「収入が不安定で大変だから農家は継ぐな」と言われて育った立川あゆみさん(52)。専門学校卒業後はアパレルと芸人の二足の草鞋で「好き」に打ち込んできましたが、60歳を過ぎてもトラクターを動かす父を放っておけなくなってしまい、42歳で就農を決意。「(苦労するだけの)負け試合はしない」とすべてを託した作物はパクチーでした。

よしもと芸人とアパレルで始まったキャリア

── パクチー農家の立川さんは、元々よしもと芸人という変わった経歴を持っていらっしゃいます。他にもいくつもの職業を経験されたそうですね。

 

立川さん:服飾系の専門学校を1年で卒業して、19歳でアパレル企業に就職。服飾小物のデザインをやっていました。それと並行して吉本興業のオーディションに挑戦し、週末は芸人として「銀座7丁目劇場」(当時)の舞台に立っていたんです。昼はアパレル、夜や週末は芸人の二刀流。モノ作りも、人を楽しませることも、どちらも子どものころから大好きで、「やりたいことが目の前にあるのにやらない」という選択肢は当時の私にはありませんでした。

 

── 芸人は特に、憧れる人も多い仕事です。プロの世界はどうでしたか。

 

立川さん:めちゃくちゃ厳しかったです!私、学生時代は「周囲を笑わす才能がある」って自負していたんです。でも、当たり前ですが、学校行事のパフォーマンスでウケるのって「身内」がお客さんだから。プロとして立つ舞台では、お客さんは私のことを1ミリも知らないので、最初は全然ウケなかったですね。「早くこのネタを終わらせたい」と焦ると、どんどん小声で早口になってしまい、ますますウケない悪循環です。

 

そのうえ、出番を終えると楽屋に出演者が集合させられ、劇場の館長から1組ずつダメ出しをされるんです。声のトーン、間の取り方、泥臭くリアルな自分を見せること…。でも、徹底的にしごかれたおかげで「自分が満足するのではなく、相手がどう受け取るかが大事」だと意識するようになりました。

 

── いっぽうで、デザインの仕事は「モノ」と向き合うため、芸人とは対照的な仕事に思えます。

 

立川さん:じつは似てるんです。
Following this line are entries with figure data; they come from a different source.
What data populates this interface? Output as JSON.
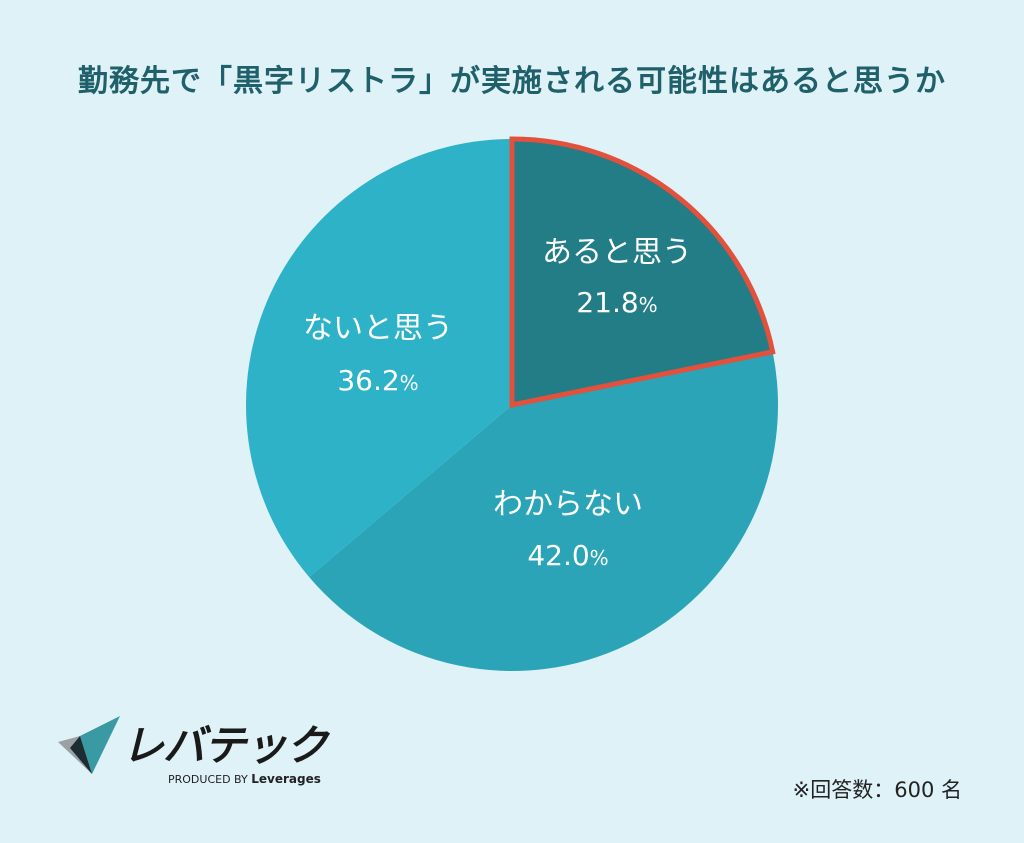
{
  "chart_data": {
    "type": "pie",
    "title": "勤務先で「黒字リストラ」が実施される可能性はあると思うか",
    "slices": [
      {
        "label": "あると思う",
        "value": 21.8,
        "display": "21.8",
        "unit": "%",
        "color": "#227d86",
        "highlight": true,
        "highlight_color": "#e3503c"
      },
      {
        "label": "わからない",
        "value": 42.0,
        "display": "42.0",
        "unit": "%",
        "color": "#2aa4b6",
        "highlight": false
      },
      {
        "label": "ないと思う",
        "value": 36.2,
        "display": "36.2",
        "unit": "%",
        "color": "#2db2c8",
        "highlight": false
      }
    ],
    "start": "12 o'clock",
    "direction": "clockwise"
  },
  "logo": {
    "name": "レバテック",
    "produced_by_prefix": "PRODUCED BY",
    "produced_by_brand": "Leverages"
  },
  "footnote": "※回答数：600 名",
  "colors": {
    "background": "#dff2f8",
    "title": "#20606a"
  }
}
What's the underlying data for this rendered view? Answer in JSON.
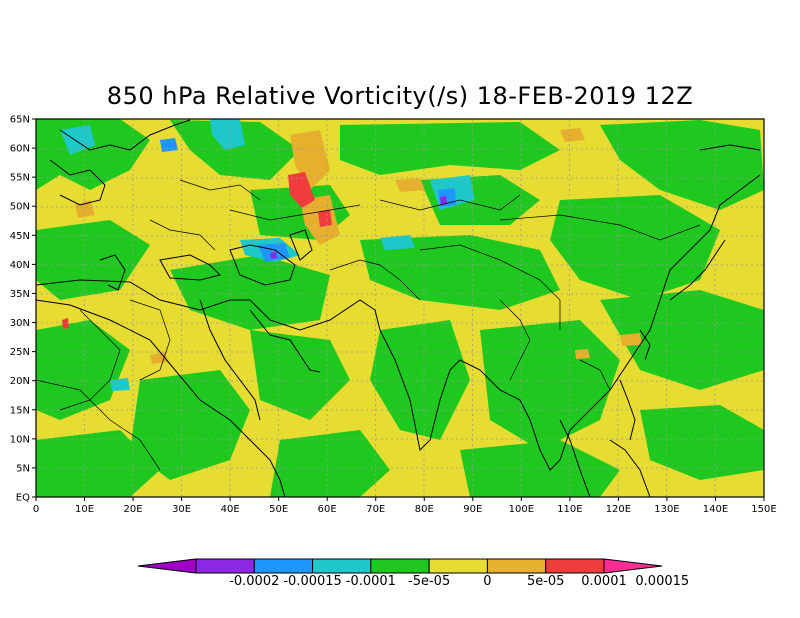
{
  "title": "850 hPa Relative Vorticity(/s) 18-FEB-2019 12Z",
  "map": {
    "lon_range": [
      0,
      150
    ],
    "lat_range": [
      0,
      65
    ],
    "x_ticks": [
      "0",
      "10E",
      "20E",
      "30E",
      "40E",
      "50E",
      "60E",
      "70E",
      "80E",
      "90E",
      "100E",
      "110E",
      "120E",
      "130E",
      "140E",
      "150E"
    ],
    "y_ticks": [
      "EQ",
      "5N",
      "10N",
      "15N",
      "20N",
      "25N",
      "30N",
      "35N",
      "40N",
      "45N",
      "50N",
      "55N",
      "60N",
      "65N"
    ],
    "grid": true,
    "background_level_color": "#e8d83a"
  },
  "colorbar": {
    "colors": [
      "#a000c8",
      "#8c28e6",
      "#1e96ff",
      "#1ec8c8",
      "#1ec81e",
      "#e6dc32",
      "#e6af2d",
      "#f03c3c",
      "#ff2e95"
    ],
    "labels": [
      "-0.0002",
      "-0.00015",
      "-0.0001",
      "-5e-05",
      "0",
      "5e-05",
      "0.0001",
      "0.00015"
    ],
    "orientation": "horizontal",
    "triangular_ends": true
  },
  "legend_colors": {
    "green": "#1ec81e",
    "yellow": "#e6dc32",
    "orange": "#e6af2d",
    "red": "#f03c3c",
    "cyan": "#1ec8c8",
    "blue": "#1e96ff",
    "purple": "#8c28e6"
  }
}
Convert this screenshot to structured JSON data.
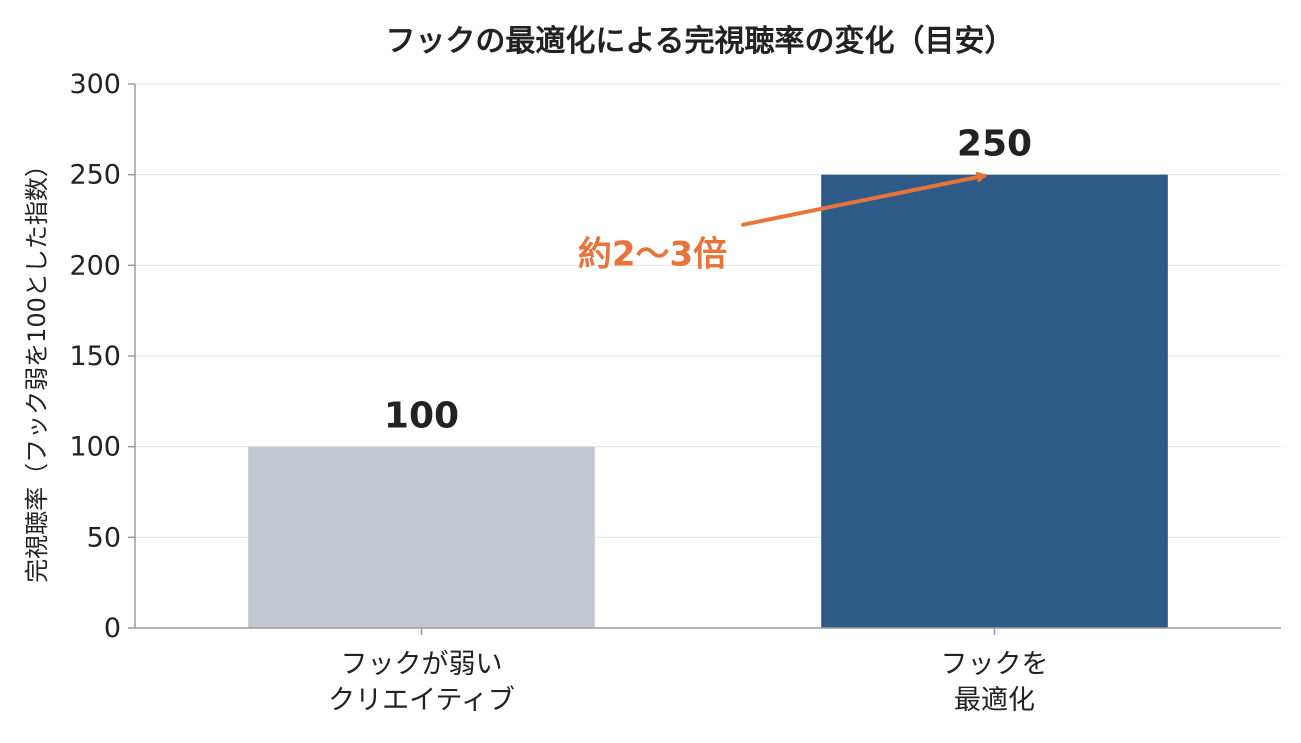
{
  "chart_data": {
    "type": "bar",
    "title": "フックの最適化による完視聴率の変化（目安）",
    "xlabel": "",
    "ylabel": "完視聴率（フック弱を100とした指数）",
    "categories": [
      [
        "フックが弱い",
        "クリエイティブ"
      ],
      [
        "フックを",
        "最適化"
      ]
    ],
    "values": [
      100,
      250
    ],
    "data_labels": [
      "100",
      "250"
    ],
    "bar_colors": [
      "#c3c7cf",
      "#2e5a87"
    ],
    "ylim": [
      0,
      300
    ],
    "yticks": [
      0,
      50,
      100,
      150,
      200,
      250,
      300
    ],
    "ytick_labels": [
      "0",
      "50",
      "100",
      "150",
      "200",
      "250",
      "300"
    ],
    "grid": true,
    "annotation": {
      "text": "約2〜3倍",
      "color": "#e8743b",
      "target_category_index": 1,
      "target_value": 250
    }
  }
}
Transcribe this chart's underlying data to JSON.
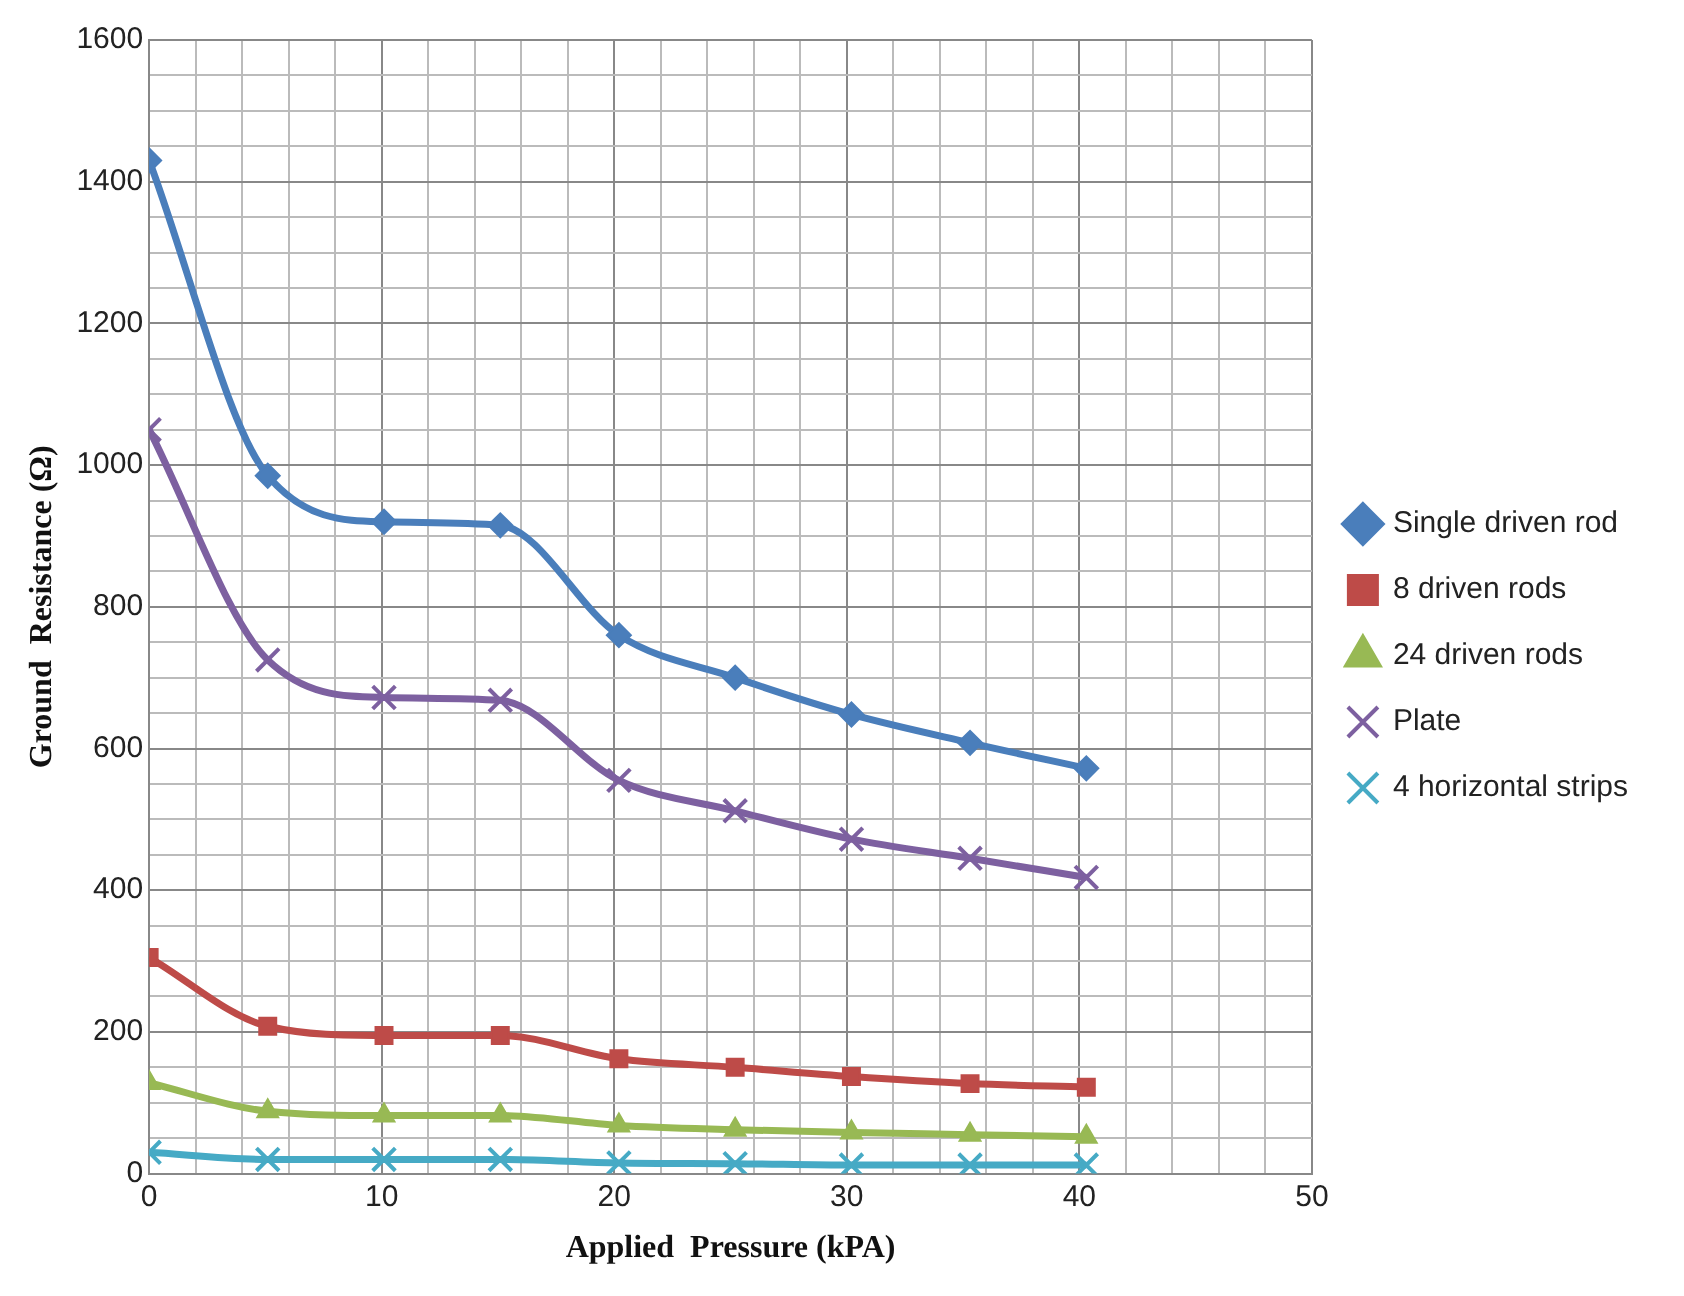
{
  "chart_data": {
    "type": "line",
    "xlabel": "Applied  Pressure (kPA)",
    "ylabel": "Ground  Resistance (Ω)",
    "x": [
      0,
      5.1,
      10.1,
      15.1,
      20.2,
      25.2,
      30.2,
      35.3,
      40.3
    ],
    "series": [
      {
        "name": "Single driven rod",
        "color": "#4a7ebb",
        "marker": "diamond",
        "values": [
          1430,
          985,
          920,
          915,
          760,
          700,
          648,
          608,
          572
        ]
      },
      {
        "name": "8 driven rods",
        "color": "#be4b48",
        "marker": "square",
        "values": [
          305,
          208,
          195,
          195,
          162,
          150,
          137,
          127,
          122
        ]
      },
      {
        "name": "24 driven rods",
        "color": "#98b954",
        "marker": "triangle",
        "values": [
          128,
          88,
          82,
          82,
          68,
          62,
          58,
          55,
          52
        ]
      },
      {
        "name": "Plate",
        "color": "#7d60a0",
        "marker": "cross",
        "values": [
          1050,
          725,
          672,
          668,
          555,
          512,
          472,
          445,
          418
        ]
      },
      {
        "name": "4 horizontal strips",
        "color": "#46aac5",
        "marker": "cross",
        "values": [
          30,
          20,
          20,
          20,
          15,
          14,
          12,
          12,
          12
        ]
      }
    ],
    "xlim": [
      0,
      50
    ],
    "xticks": [
      0,
      {
        "value": 2,
        "label": null
      },
      {
        "value": 4,
        "label": null
      },
      {
        "value": 6,
        "label": null
      },
      {
        "value": 8,
        "label": null
      },
      10,
      {
        "value": 12,
        "label": null
      },
      {
        "value": 14,
        "label": null
      },
      {
        "value": 16,
        "label": null
      },
      {
        "value": 18,
        "label": null
      },
      20,
      {
        "value": 22,
        "label": null
      },
      {
        "value": 24,
        "label": null
      },
      {
        "value": 26,
        "label": null
      },
      {
        "value": 28,
        "label": null
      },
      30,
      {
        "value": 32,
        "label": null
      },
      {
        "value": 34,
        "label": null
      },
      {
        "value": 36,
        "label": null
      },
      {
        "value": 38,
        "label": null
      },
      40,
      {
        "value": 42,
        "label": null
      },
      {
        "value": 44,
        "label": null
      },
      {
        "value": 46,
        "label": null
      },
      {
        "value": 48,
        "label": null
      },
      50
    ],
    "ylim": [
      0,
      1600
    ],
    "yticks": [
      0,
      {
        "value": 50,
        "label": null
      },
      {
        "value": 100,
        "label": null
      },
      {
        "value": 150,
        "label": null
      },
      200,
      {
        "value": 250,
        "label": null
      },
      {
        "value": 300,
        "label": null
      },
      {
        "value": 350,
        "label": null
      },
      400,
      {
        "value": 450,
        "label": null
      },
      {
        "value": 500,
        "label": null
      },
      {
        "value": 550,
        "label": null
      },
      600,
      {
        "value": 650,
        "label": null
      },
      {
        "value": 700,
        "label": null
      },
      {
        "value": 750,
        "label": null
      },
      800,
      {
        "value": 850,
        "label": null
      },
      {
        "value": 900,
        "label": null
      },
      {
        "value": 950,
        "label": null
      },
      1000,
      {
        "value": 1050,
        "label": null
      },
      {
        "value": 1100,
        "label": null
      },
      {
        "value": 1150,
        "label": null
      },
      1200,
      {
        "value": 1250,
        "label": null
      },
      {
        "value": 1300,
        "label": null
      },
      {
        "value": 1350,
        "label": null
      },
      1400,
      {
        "value": 1450,
        "label": null
      },
      {
        "value": 1500,
        "label": null
      },
      {
        "value": 1550,
        "label": null
      },
      1600
    ],
    "grid": true,
    "legend": "right",
    "line_style": "solid"
  }
}
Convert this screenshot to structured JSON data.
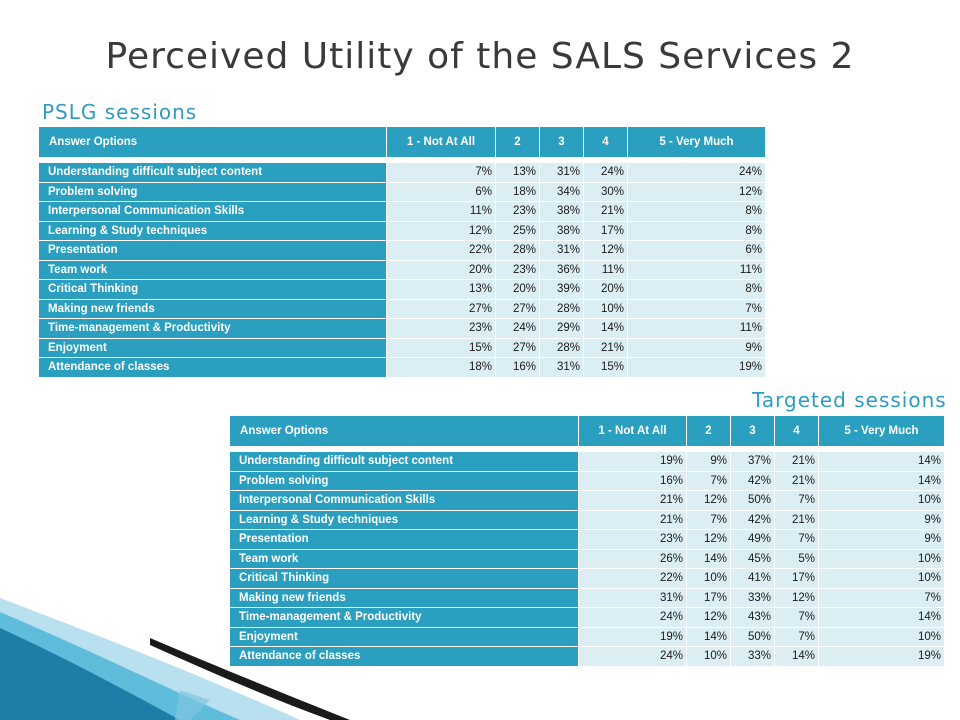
{
  "slide": {
    "title": "Perceived Utility of the SALS Services 2",
    "section1": "PSLG sessions",
    "section2": "Targeted sessions"
  },
  "headers": [
    "Answer Options",
    "1 - Not At All",
    "2",
    "3",
    "4",
    "5 - Very Much"
  ],
  "pslg": {
    "rows": [
      {
        "label": "Understanding difficult subject content",
        "values": [
          "7%",
          "13%",
          "31%",
          "24%",
          "24%"
        ]
      },
      {
        "label": "Problem solving",
        "values": [
          "6%",
          "18%",
          "34%",
          "30%",
          "12%"
        ]
      },
      {
        "label": "Interpersonal Communication Skills",
        "values": [
          "11%",
          "23%",
          "38%",
          "21%",
          "8%"
        ]
      },
      {
        "label": "Learning & Study techniques",
        "values": [
          "12%",
          "25%",
          "38%",
          "17%",
          "8%"
        ]
      },
      {
        "label": "Presentation",
        "values": [
          "22%",
          "28%",
          "31%",
          "12%",
          "6%"
        ]
      },
      {
        "label": "Team work",
        "values": [
          "20%",
          "23%",
          "36%",
          "11%",
          "11%"
        ]
      },
      {
        "label": "Critical Thinking",
        "values": [
          "13%",
          "20%",
          "39%",
          "20%",
          "8%"
        ]
      },
      {
        "label": "Making new friends",
        "values": [
          "27%",
          "27%",
          "28%",
          "10%",
          "7%"
        ]
      },
      {
        "label": "Time-management & Productivity",
        "values": [
          "23%",
          "24%",
          "29%",
          "14%",
          "11%"
        ]
      },
      {
        "label": "Enjoyment",
        "values": [
          "15%",
          "27%",
          "28%",
          "21%",
          "9%"
        ]
      },
      {
        "label": "Attendance of classes",
        "values": [
          "18%",
          "16%",
          "31%",
          "15%",
          "19%"
        ]
      }
    ]
  },
  "targeted": {
    "rows": [
      {
        "label": "Understanding difficult subject content",
        "values": [
          "19%",
          "9%",
          "37%",
          "21%",
          "14%"
        ]
      },
      {
        "label": "Problem solving",
        "values": [
          "16%",
          "7%",
          "42%",
          "21%",
          "14%"
        ]
      },
      {
        "label": "Interpersonal Communication Skills",
        "values": [
          "21%",
          "12%",
          "50%",
          "7%",
          "10%"
        ]
      },
      {
        "label": "Learning & Study techniques",
        "values": [
          "21%",
          "7%",
          "42%",
          "21%",
          "9%"
        ]
      },
      {
        "label": "Presentation",
        "values": [
          "23%",
          "12%",
          "49%",
          "7%",
          "9%"
        ]
      },
      {
        "label": "Team work",
        "values": [
          "26%",
          "14%",
          "45%",
          "5%",
          "10%"
        ]
      },
      {
        "label": "Critical Thinking",
        "values": [
          "22%",
          "10%",
          "41%",
          "17%",
          "10%"
        ]
      },
      {
        "label": "Making new friends",
        "values": [
          "31%",
          "17%",
          "33%",
          "12%",
          "7%"
        ]
      },
      {
        "label": "Time-management & Productivity",
        "values": [
          "24%",
          "12%",
          "43%",
          "7%",
          "14%"
        ]
      },
      {
        "label": "Enjoyment",
        "values": [
          "19%",
          "14%",
          "50%",
          "7%",
          "10%"
        ]
      },
      {
        "label": "Attendance of classes",
        "values": [
          "24%",
          "10%",
          "33%",
          "14%",
          "19%"
        ]
      }
    ]
  },
  "colors": {
    "header_bg": "#2a9fbf",
    "cell_bg": "#daeef3",
    "accent_text": "#2d9cc0",
    "decor": [
      "#1f7ea8",
      "#4ab3d6",
      "#9ad3e8",
      "#1a1a1a"
    ]
  }
}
趣味や学校の課題で「作品」を作るときは、自分が「おもしろい」「カッコいい」と思うものを好きなように作り上げればいい。奇抜なもの、個性的なものも正解になります。

 

でも、ビジネスとして大量生産をしてお客さまに売る場合はそうはいきません。たくさんの人に受けるデザインでなくてはなりませんし、素材もコストや扱いやすさまで意識して選ばなくてはなりません。

 

どんな人を相手にしているのか意識して、お客さまをどう喜ばせるか。マーケティングの勉強をしたことなんてありませんが、人が何を受け取りたいか、あるいは受け取りたくないかの嗅覚は、この2つの職業を通じて身体に染み込みました。